GURU dan Undang-Undang Perlindungan Anak
Pasal 13 ayat (1) Undang-Undang Nomor 23 Tahun 2002 tentang Perlindungan Anak (“UU Perlindungan Anak”) sebagaimana yang telah diubah oleh Undang-Undang Nomor 35 tahun 2014 tentang Perubahan Atas Undang-Undang Nomor 23 Tahun 2002 tentang Perlindungan Anak (“UU 35/2014”) yang menyatakan bahwa setiap anak selama dalam pengasuhan orang tua, wali, atau pihak lain mana pun yang bertanggung jawab atas pengasuhan, berhak mendapat perlindungan dari perlakuan:
a.    diskriminasi;
b.    eksploitasi, baik ekonomi maupun seksual;
c.    penelantaran;
d.    kekejaman, kekerasan, dan penganiayaan;
e.    ketidakadilan; dan
f.     perlakuan salah lainnya.

Menurut yurisprudensi, yang dimaksud dengan kata penganiayaan yaitu sengaja menyebabkan perasaan tidak enak (penderitaan), rasa sakit, atau luka. Contoh “rasa sakit” tersebut misalnya diakibatkan mencubit, mendupak, memukul, menempeleng, dan sebagainya.

Setiap orang dilarang menempatkan, membiarkan, melakukan, menyuruh melakukan, atau turut serta melakukan kekerasan terhadap anak. Ancaman sanksi bagi orang yang melanggar larangan ini (bagi pelaku kekerasan/peganiayaan) adalah pidana penjara paling lama 3 (tiga) tahun 6 (enam) bulan dan/atau denda paling banyak Rp72.000.000,00 (tujuh puluh dua juta rupiah).

Setelah membaca dari berbagai sumber tentang peraturan perlindungan anak dan ancaman hukuman/sanksi  yang dapat didapatkan.

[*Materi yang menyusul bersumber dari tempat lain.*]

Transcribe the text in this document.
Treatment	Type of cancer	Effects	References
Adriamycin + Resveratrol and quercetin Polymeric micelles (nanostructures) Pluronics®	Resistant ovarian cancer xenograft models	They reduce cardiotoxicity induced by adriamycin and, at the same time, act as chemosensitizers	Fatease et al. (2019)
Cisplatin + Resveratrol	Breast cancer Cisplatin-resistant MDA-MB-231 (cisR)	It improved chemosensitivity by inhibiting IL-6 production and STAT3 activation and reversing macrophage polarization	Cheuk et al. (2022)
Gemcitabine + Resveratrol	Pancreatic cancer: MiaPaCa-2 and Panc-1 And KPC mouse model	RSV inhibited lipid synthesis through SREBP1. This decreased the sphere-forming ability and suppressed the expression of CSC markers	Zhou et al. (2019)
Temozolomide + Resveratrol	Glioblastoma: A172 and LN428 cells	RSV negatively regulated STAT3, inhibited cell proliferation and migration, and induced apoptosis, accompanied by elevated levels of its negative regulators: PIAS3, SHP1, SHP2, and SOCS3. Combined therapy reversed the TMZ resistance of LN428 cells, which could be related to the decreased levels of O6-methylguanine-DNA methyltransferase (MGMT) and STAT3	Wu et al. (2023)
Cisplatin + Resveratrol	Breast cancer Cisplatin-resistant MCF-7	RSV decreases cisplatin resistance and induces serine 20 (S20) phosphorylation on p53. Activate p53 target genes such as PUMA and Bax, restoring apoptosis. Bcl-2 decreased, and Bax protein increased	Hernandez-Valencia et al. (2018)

Saya baru sadar bahwa profesi yang saya tekuni selama ini sangatlah rawan. Tak jarang kita mendengar berita di TV ada orang tua yang dilaporkan ke polisi karena telah menganiaya anaknya sendiri. Tentu saja hal tersebut membuat kita semua miris. Bisa kita bayangkan orang tua yang mengurusi anaknya/ darah dagingnya sendiri dapat melalkukan perbuatan keji tersebut.

Bagaiamana dengan seorang guru ?

Setiap 6 hari dalam 1 minggu harus berhadapan dengan siswa yang jumlahnya jauh lebih banyak dengan latar belakang yang berbeda serta tingkat pengetahuan yang berbeda pula. Bisa dibayangkan anak-anak yang puluhan jumlanya ini sangatlah berpeluang menjadi bumerang bagi guru. Diantara puluhan siswa ini masing-masing memiliki permasalahan yang mereka hapadkan kepada guru setiap harinya. 

Dalam hal ini bisa diberi perumpamaan bahwa setiap siswa masing-masing membawa bom waktu yang diberikan kepada guru untuk dijinakkan, maka apabila seorang guru gagal menjinakkannya makan meledaklah bom tersebut.

Namun hal tersbut tidaklah menjadi halangan bagi seorang guru untuk menjalankan kewajibannya. tidak peduli bagaimana ancaman dan bahaya yang dihadapi seorang guru tetap maju demi mencerdaskan kehidupan bangsa.

Maka pantaslah pemerinta memberikan perhatian khusus untuk para Guru di Indonesia.